Abituati come siamo a cercare l’”arte” nelle serie tv, pur nella consapevolezza della loro natura intimamente commerciale, probabilmente faticheremo a trovare il lato puramente artistico di Stranger Things, nella misura in cui nell’arte ricerchiamo un elemento di novità e progresso che la serie di Netflix non ha e non vuole avere. Siamo però dalle parti dell’alto artigianato, dove due abili e appassionati operai hanno preso tutto ciò che funzionava nei film di trent’anni fa (che ancora oggi consideriamo dei cult assoluti), cercando di riproporlo con lo stesso gusto, solo un po’ aggiornato agli sguardi degli spettatori di oggi.

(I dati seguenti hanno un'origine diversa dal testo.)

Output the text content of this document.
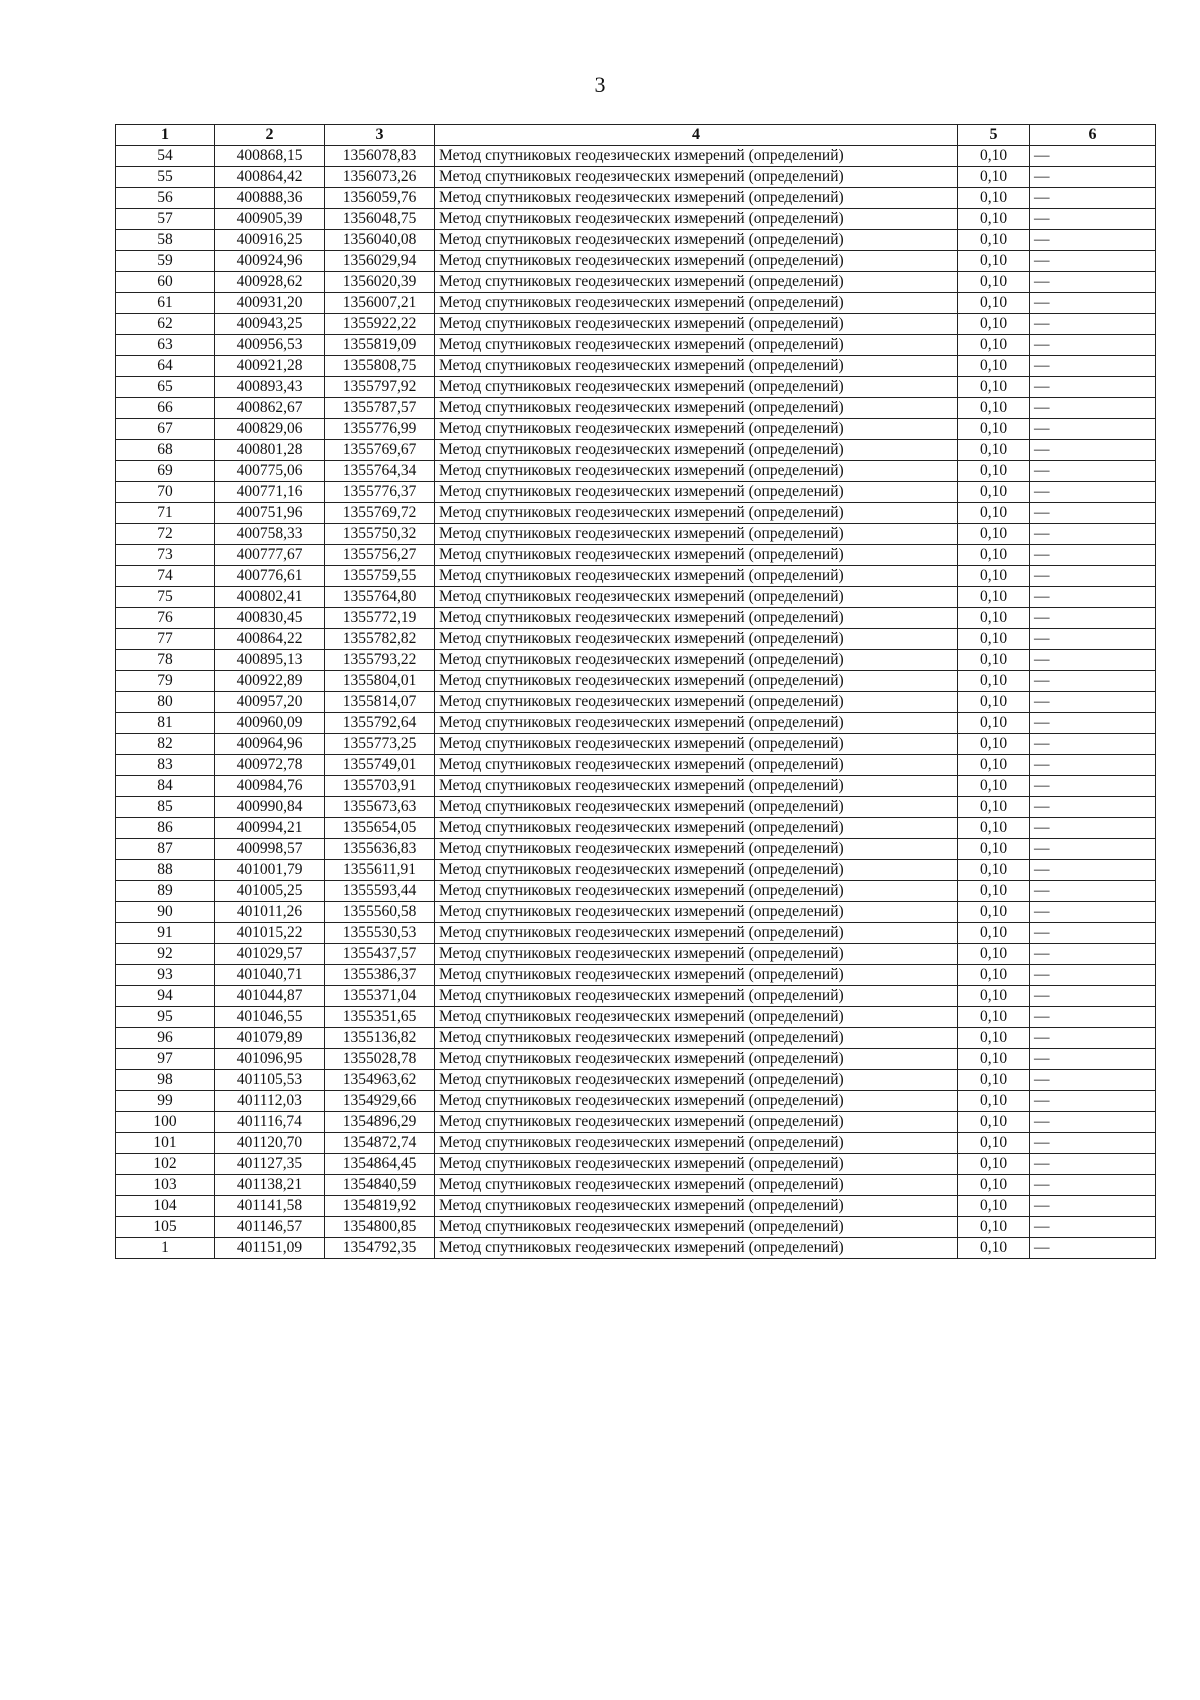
3
1	2	3	4	5	6
54	400868,15	1356078,83	Метод спутниковых геодезических измерений (определений)	0,10	—
55	400864,42	1356073,26	Метод спутниковых геодезических измерений (определений)	0,10	—
56	400888,36	1356059,76	Метод спутниковых геодезических измерений (определений)	0,10	—
57	400905,39	1356048,75	Метод спутниковых геодезических измерений (определений)	0,10	—
58	400916,25	1356040,08	Метод спутниковых геодезических измерений (определений)	0,10	—
59	400924,96	1356029,94	Метод спутниковых геодезических измерений (определений)	0,10	—
60	400928,62	1356020,39	Метод спутниковых геодезических измерений (определений)	0,10	—
61	400931,20	1356007,21	Метод спутниковых геодезических измерений (определений)	0,10	—
62	400943,25	1355922,22	Метод спутниковых геодезических измерений (определений)	0,10	—
63	400956,53	1355819,09	Метод спутниковых геодезических измерений (определений)	0,10	—
64	400921,28	1355808,75	Метод спутниковых геодезических измерений (определений)	0,10	—
65	400893,43	1355797,92	Метод спутниковых геодезических измерений (определений)	0,10	—
66	400862,67	1355787,57	Метод спутниковых геодезических измерений (определений)	0,10	—
67	400829,06	1355776,99	Метод спутниковых геодезических измерений (определений)	0,10	—
68	400801,28	1355769,67	Метод спутниковых геодезических измерений (определений)	0,10	—
69	400775,06	1355764,34	Метод спутниковых геодезических измерений (определений)	0,10	—
70	400771,16	1355776,37	Метод спутниковых геодезических измерений (определений)	0,10	—
71	400751,96	1355769,72	Метод спутниковых геодезических измерений (определений)	0,10	—
72	400758,33	1355750,32	Метод спутниковых геодезических измерений (определений)	0,10	—
73	400777,67	1355756,27	Метод спутниковых геодезических измерений (определений)	0,10	—
74	400776,61	1355759,55	Метод спутниковых геодезических измерений (определений)	0,10	—
75	400802,41	1355764,80	Метод спутниковых геодезических измерений (определений)	0,10	—
76	400830,45	1355772,19	Метод спутниковых геодезических измерений (определений)	0,10	—
77	400864,22	1355782,82	Метод спутниковых геодезических измерений (определений)	0,10	—
78	400895,13	1355793,22	Метод спутниковых геодезических измерений (определений)	0,10	—
79	400922,89	1355804,01	Метод спутниковых геодезических измерений (определений)	0,10	—
80	400957,20	1355814,07	Метод спутниковых геодезических измерений (определений)	0,10	—
81	400960,09	1355792,64	Метод спутниковых геодезических измерений (определений)	0,10	—
82	400964,96	1355773,25	Метод спутниковых геодезических измерений (определений)	0,10	—
83	400972,78	1355749,01	Метод спутниковых геодезических измерений (определений)	0,10	—
84	400984,76	1355703,91	Метод спутниковых геодезических измерений (определений)	0,10	—
85	400990,84	1355673,63	Метод спутниковых геодезических измерений (определений)	0,10	—
86	400994,21	1355654,05	Метод спутниковых геодезических измерений (определений)	0,10	—
87	400998,57	1355636,83	Метод спутниковых геодезических измерений (определений)	0,10	—
88	401001,79	1355611,91	Метод спутниковых геодезических измерений (определений)	0,10	—
89	401005,25	1355593,44	Метод спутниковых геодезических измерений (определений)	0,10	—
90	401011,26	1355560,58	Метод спутниковых геодезических измерений (определений)	0,10	—
91	401015,22	1355530,53	Метод спутниковых геодезических измерений (определений)	0,10	—
92	401029,57	1355437,57	Метод спутниковых геодезических измерений (определений)	0,10	—
93	401040,71	1355386,37	Метод спутниковых геодезических измерений (определений)	0,10	—
94	401044,87	1355371,04	Метод спутниковых геодезических измерений (определений)	0,10	—
95	401046,55	1355351,65	Метод спутниковых геодезических измерений (определений)	0,10	—
96	401079,89	1355136,82	Метод спутниковых геодезических измерений (определений)	0,10	—
97	401096,95	1355028,78	Метод спутниковых геодезических измерений (определений)	0,10	—
98	401105,53	1354963,62	Метод спутниковых геодезических измерений (определений)	0,10	—
99	401112,03	1354929,66	Метод спутниковых геодезических измерений (определений)	0,10	—
100	401116,74	1354896,29	Метод спутниковых геодезических измерений (определений)	0,10	—
101	401120,70	1354872,74	Метод спутниковых геодезических измерений (определений)	0,10	—
102	401127,35	1354864,45	Метод спутниковых геодезических измерений (определений)	0,10	—
103	401138,21	1354840,59	Метод спутниковых геодезических измерений (определений)	0,10	—
104	401141,58	1354819,92	Метод спутниковых геодезических измерений (определений)	0,10	—
105	401146,57	1354800,85	Метод спутниковых геодезических измерений (определений)	0,10	—
1	401151,09	1354792,35	Метод спутниковых геодезических измерений (определений)	0,10	—
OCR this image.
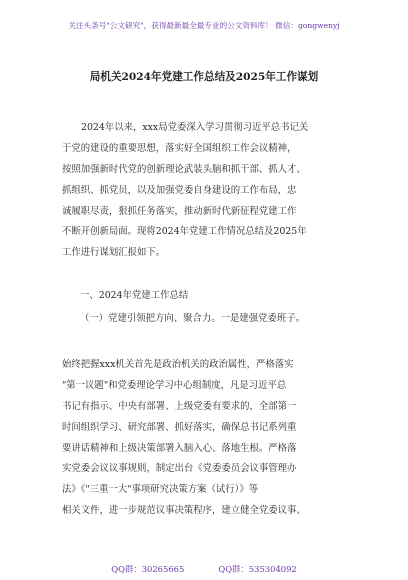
关注头条号"公文研究"，获得最新最全最专业的公文资料库！ 微信：gongwenyj
局机关2024年党建工作总结及2025年工作谋划
2024年以来，xxx局党委深入学习贯彻习近平总书记关
于党的建设的重要思想，落实好全国组织工作会议精神，
按照加强新时代党的创新理论武装头脑和抓干部、抓人才、
抓组织、抓党员，以及加强党委自身建设的工作布局，忠
诚履职尽责，狠抓任务落实，推动新时代新征程党建工作
不断开创新局面。现将2024年党建工作情况总结及2025年
工作进行谋划汇报如下。
一、2024年党建工作总结
（一）党建引领把方向、聚合力。一是建强党委班子。
始终把握xxx机关首先是政治机关的政治属性，严格落实
"第一议题"和党委理论学习中心组制度，凡是习近平总
书记有指示、中央有部署、上级党委有要求的，全部第一
时间组织学习、研究部署、抓好落实，确保总书记系列重
要讲话精神和上级决策部署入脑入心、落地生根。严格落
实党委会议议事规则，制定出台《党委委员会议事管理办
法》《"三重一大"事项研究决策方案（试行）》等
相关文件，进一步规范议事决策程序，建立健全党委议事、
QQ群：30265665	QQ群：535304092
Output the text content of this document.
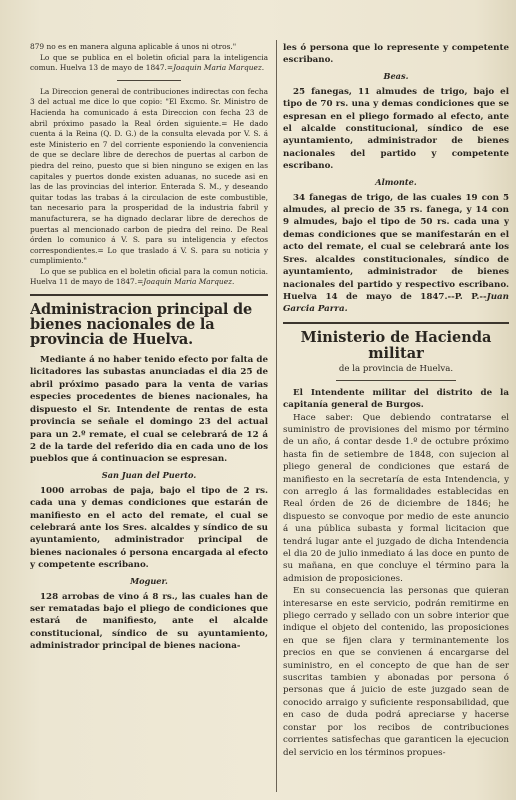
879 no es en manera alguna aplicable á unos ni otros."

Lo que se publica en el boletin oficial para la inteligencia comun. Huelva 13 de mayo de 1847.=Joaquin Maria Marquez.

La Direccion general de contribuciones indirectas con fecha 3 del actual me dice lo que copio: "El Excmo. Sr. Ministro de Hacienda ha comunicado á esta Direccion con fecha 23 de abril próximo pasado la Real órden siguiente.= He dado cuenta á la Reina (Q. D. G.) de la consulta elevada por V. S. á este Ministerio en 7 del corriente esponiendo la conveniencia de que se declare libre de derechos de puertas al carbon de piedra del reino, puesto que si bien ninguno se exigen en las capitales y puertos donde existen aduanas, no sucede asi en las de las provincias del interior. Enterada S. M., y deseando quitar todas las trabas á la circulacion de este combustible, tan necesario para la prosperidad de la industria fabril y manufacturera, se ha dignado declarar libre de derechos de puertas al mencionado carbon de piedra del reino. De Real órden lo comunico á V. S. para su inteligencia y efectos correspondientes.= Lo que traslado á V. S. para su noticia y cumplimiento."

Lo que se publica en el boletin oficial para la comun noticia. Huelva 11 de mayo de 1847.=Joaquin Maria Marquez.

Administracion principal de bienes nacionales de la provincia de Huelva.

Mediante á no haber tenido efecto por falta de licitadores las subastas anunciadas el dia 25 de abril próximo pasado para la venta de varias especies procedentes de bienes nacionales, ha dispuesto el Sr. Intendente de rentas de esta provincia se señale el domingo 23 del actual para un 2.º remate, el cual se celebrará de 12 á 2 de la tarde del referido dia en cada uno de los pueblos que á continuacion se espresan.

San Juan del Puerto.

1000 arrobas de paja, bajo el tipo de 2 rs. cada una y demas condiciones que estarán de manifiesto en el acto del remate, el cual se celebrará ante los Sres. alcaldes y síndico de su ayuntamiento, administrador principal de bienes nacionales ó persona encargada al efecto y competente escribano.

Moguer.

128 arrobas de vino á 8 rs., las cuales han de ser rematadas bajo el pliego de condiciones que estará de manifiesto, ante el alcalde constitucional, síndico de su ayuntamiento, administrador principal de bienes naciona-

les ó persona que lo represente y competente escribano.

Beas.

25 fanegas, 11 almudes de trigo, bajo el tipo de 70 rs. una y demas condiciones que se espresan en el pliego formado al efecto, ante el alcalde constitucional, síndico de ese ayuntamiento, administrador de bienes nacionales del partido y competente escribano.

Almonte.

34 fanegas de trigo, de las cuales 19 con 5 almudes, al precio de 35 rs. fanega, y 14 con 9 almudes, bajo el tipo de 50 rs. cada una y demas condiciones que se manifestarán en el acto del remate, el cual se celebrará ante los Sres. alcaldes constitucionales, síndico de ayuntamiento, administrador de bienes nacionales del partido y respectivo escribano. Huelva 14 de mayo de 1847.--P. P.--Juan Garcia Parra.

Ministerio de Hacienda militar
de la provincia de Huelva.

El Intendente militar del distrito de la capitanía general de Burgos.

Hace saber: Que debiendo contratarse el suministro de provisiones del mismo por término de un año, á contar desde 1.º de octubre próximo hasta fin de setiembre de 1848, con sujecion al pliego general de condiciones que estará de manifiesto en la secretaría de esta Intendencia, y con arreglo á las formalidades establecidas en Real órden de 26 de diciembre de 1846; he dispuesto se convoque por medio de este anuncio á una pública subasta y formal licitacion que tendrá lugar ante el juzgado de dicha Intendencia el dia 20 de julio inmediato á las doce en punto de su mañana, en que concluye el término para la admision de proposiciones.

En su consecuencia las personas que quieran interesarse en este servicio, podrán remitirme en pliego cerrado y sellado con un sobre interior que indique el objeto del contenido, las proposiciones en que se fijen clara y terminantemente los precios en que se convienen á encargarse del suministro, en el concepto de que han de ser suscritas tambien y abonadas por persona ó personas que á juicio de este juzgado sean de conocido arraigo y suficiente responsabilidad, que en caso de duda podrá apreciarse y hacerse constar por los recibos de contribuciones corrientes satisfechas que garanticen la ejecucion del servicio en los términos propues-
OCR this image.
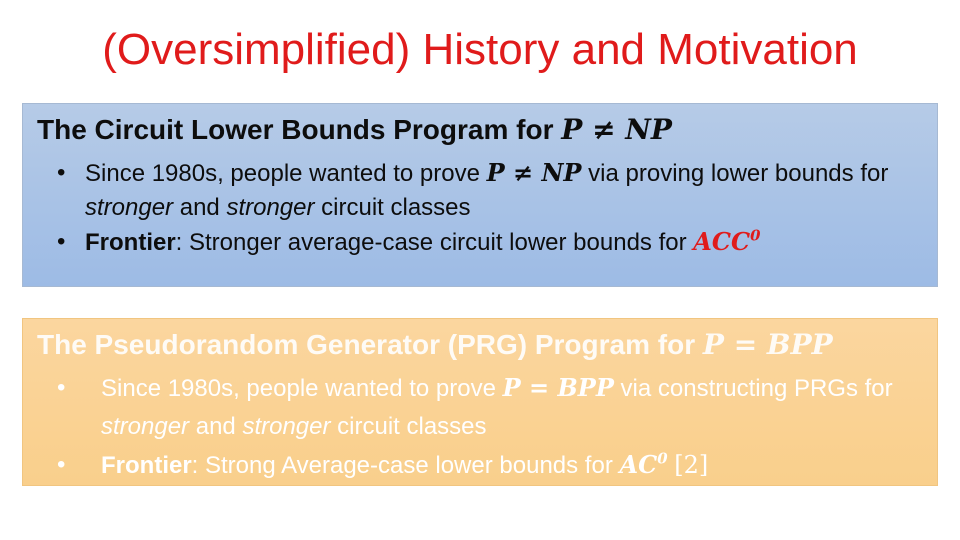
(Oversimplified) History and Motivation
The Circuit Lower Bounds Program for P ≠ NP
• Since 1980s, people wanted to prove P ≠ NP via proving lower bounds for stronger and stronger circuit classes
• Frontier: Stronger average-case circuit lower bounds for ACC$^0$
The Pseudorandom Generator (PRG) Program for P = BPP
• Since 1980s, people wanted to prove P = BPP via constructing PRGs for stronger and stronger circuit classes
• Frontier: Strong Average-case lower bounds for $AC^0$ [2]
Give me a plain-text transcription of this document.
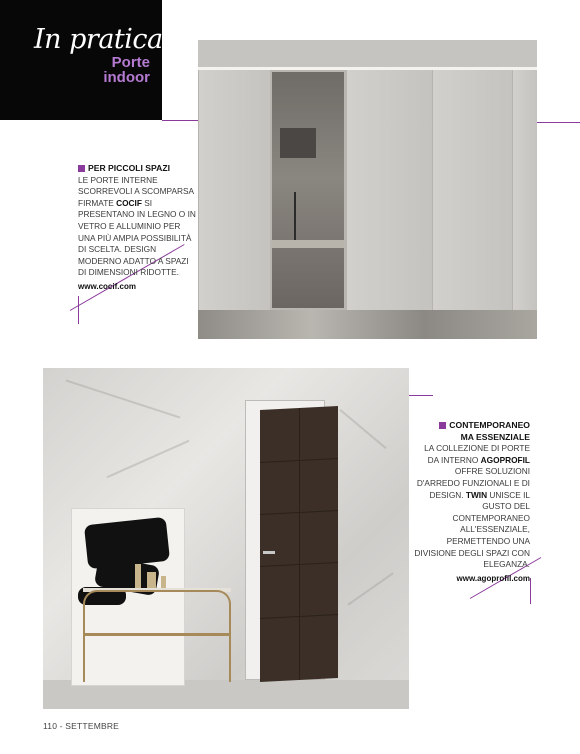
In pratica
Porte
indoor
PER PICCOLI SPAZI
LE PORTE INTERNE SCORREVOLI A SCOMPARSA FIRMATE COCIF SI PRESENTANO IN LEGNO O IN VETRO E ALLUMINIO PER UNA PIÙ AMPIA POSSIBILITÀ DI SCELTA. DESIGN MODERNO ADATTO A SPAZI DI DIMENSIONI RIDOTTE.
www.cocif.com
CONTEMPORANEO
MA ESSENZIALE
LA COLLEZIONE DI PORTE DA INTERNO AGOPROFIL OFFRE SOLUZIONI D'ARREDO FUNZIONALI E DI DESIGN. TWIN UNISCE IL GUSTO DEL CONTEMPORANEO ALL'ESSENZIALE, PERMETTENDO UNA DIVISIONE DEGLI SPAZI CON ELEGANZA.
www.agoprofil.com
110 - SETTEMBRE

Al netto di twist stilistici al momento imprevedibili, l’elemento per ora più sospeso è il tono: Stranger Things è costantemente sospesa tra l’avventura, la commedia e il mistery-horror, in un equilibrio anch’esso tipico di molto cinema anni Ottanta, ma che sulla distanza degli otto episodi potrebbe finire col pendere in maniera più decisa da una parte o dall’altra. Qui dentro c’è una delle poche critiche che il mio cuore nostalgico sente di muovere a questo episodio, dove l’incastro fra leggerezza e suspense non è sempre calibrato con precisione assoluta, causando due-tre momenti di leggera frustrazione.
Ma è poca roba, per il resto me lo sono goduto alla grande e ho proprio voglia di guardare tutti gli altri.
Perché seguire Stranger Things: perché l’omaggio agli Ottanta non si limita al citazionismo, ma anche al cuore di una storia semplice, godibile, appassionante e divertente.
Perché mollare Stranger Things: se da una serie tv di qualità cercate la sperimentazione, la novità e lo spiazzamento, sappiate che Stranger Things corre velocissima nella direzione opposta.